Amparo experimenta ante el acto de leer una entrega total, cree a pie juntillas lo que está escrito con «crédulo asentimiento». Es una lectora inocente, diáfana, a quien el narrador se permite tildar de inconsciente y fanática por el hecho mismo de efectuar una lectura directa, al pie de la letra, sin desconfiar de lo escrito, sin leer entre líneas ni captar las argucias y mixtificaciones del discurso impreso. Para el narrador, Amparo fracasa en su idealismo sentimental y tribunicio-político porque lee mal, porque se entrega sin reservas a una causa. El embeleso de la igualdad y de la fraternidad en el seno de la sociedad, en el que cree con fe, se diluirá, la consumirá:

Al comunicar la chispa eléctrica, Amparo se electrizaba también. Era a la vez sujeto agente y paciente. A fuerza de leer todos los días unos mismos periódicos, de seguir el flujo y reflujo de la controversia política, iba penetrando en la lectora la convicción hasta los tuétanos. La fe virgen con que creía en la prensa era inquebrantable, porque le sucedía con el periódico lo que a los aldeanos con los aparatos telegráficos: jamás intentó saber cómo sería por de dentro; sufría sus efectos, sin analizar sus causas. ¡Y cuánto se sorprendería la fogosa lectora si pudiese entrar en la redacción de un diario político, ver de qué modo un artículo trascendental y furibundo se escribe cabeceando de sueño, en la esquina de la mugrienta mesa, despachando una chuleta o una ración de merluza frita!


(100-101)                


Es, a muchos efectos, El Cisne de Vilamorta, 1885, la novela más flaubertiana de Pardo Bazán. El bovarysmo de Leocadia, la maestra protagonista, cobra cuerpo en cuanto nos familiarizamos con su indefensión ante el romántico empuje de la ficción:

Poseía la mediana instrucción de las maestras, pero bastante para infundir gustos exóticos en Vilamorta, v. gr., el de las letras, en sus más accesibles formas -novela y verso-. Consagró a la lectura los ocios de su vida monótona y honesta. Leyó con fe, con entusiasmo, sin crítica alguna: leyó creyendo y admitiéndolo todo, unisonándose con las heroínas, oyendo resonar en su corazón los suspiros del vate, los cantos del trovador y los lamentos del bardo. Fue la lectura su vicio secreto, su misteriosa felicidad. Cuando rogaba a sus amigas de Orense que le renovasen la suscripción en la librería, hacían ellas chacota y ponían a Leocadia el apodo de literata. ¡Literata ella! ¡Ojalá!
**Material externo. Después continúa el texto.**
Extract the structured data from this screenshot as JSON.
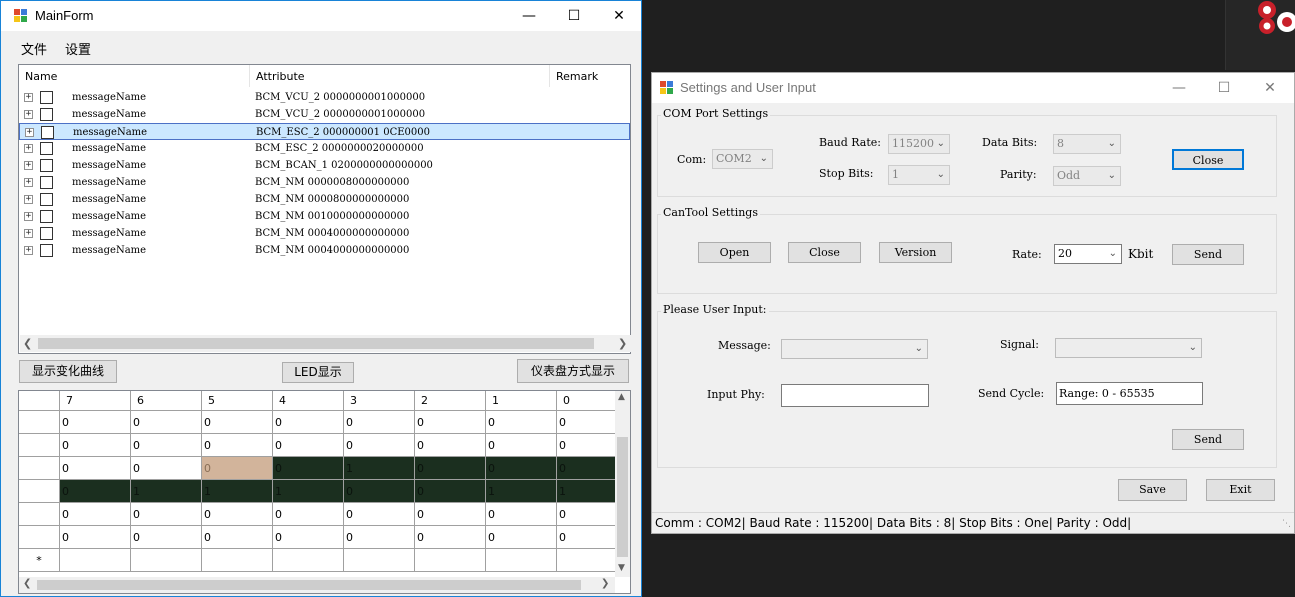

([1885], 21)                


También ahí el romanticismo de la desilusión, la prosa de la vida triunfante del incendio del «polvorín de sentimientos» que es Leocadia, heroína que como Emma Bovary «purga con la desgracia la hoguera fugaz que las novelas encendieron en su fantasía, [ambas son] mujeres que se perdieron por soñar con vivir lo que habían leído» (Martín Gaite: 2002, 333). Don Victoriano hace saber a Segundo, que le comunica ilusionado sus aspiraciones, la prueba del atraso de Vilamorta: que «los versos se leen todavía con mucho interés, y parece que las chicas se los aprenden de memoria... Pues allá, en la corte, le aseguro a usted que apenas hay quien se entretenga en eso. Por acá viven veinte o treinta años atrasados: en pleno romanticismo» (103).

La protagonista de Insolación, historia amorosa de 1889, pudiera ser tronco lleno de savia lectora, no en vano su condición de aristócrata hace presumir que su tiempo de ocio está ocupado por este entretenimiento. Curiosamente, sin embargo, la estampa que nos la pinta alguna vez en compañía de un libro lo es de un espacio exterior y convencional: la dama, viuda de Andrade, porta nada menos que un devocionario, artificiosa y crípticamente aludido: «salí a oír misa a San Pascual, por ser la festividad del Patrón de Madrid, iba yo con mi eucologio y mi mantillita hecha una santa, sin pensar en nada inesperado y novelesco...» (1987, 57). Adminículo que la dota de sobria elegancia y de pública y ostentosa piedad burguesa, el libro está desprovisto de connotaciones que marquen peculiaridades auténticas. ¿Acaso iba a mostrarnos el narrador, o la voz de la conciencia de la propia interesada, otro resorte distinto si lo que ambos pretenden es culpar y autoexculpar respectivamente a la marquesa de un acto de irreflexiva y sensual entrega amorosa? Si la biblioteca de la heroína brilla por su ausencia, otros rasgos de su ambiente doméstico aparecen paladinamente descritos gracias a la mediación de la ironía. El trastorno festivo de Asís impide que asistamos al proceso de quijotesca insolación, pero cabe aventurar que no fue sólo el sol o su sensual temperamento, también las lecturas pudieron conducirla a esa falta de oxígeno cerebral que la desmaya.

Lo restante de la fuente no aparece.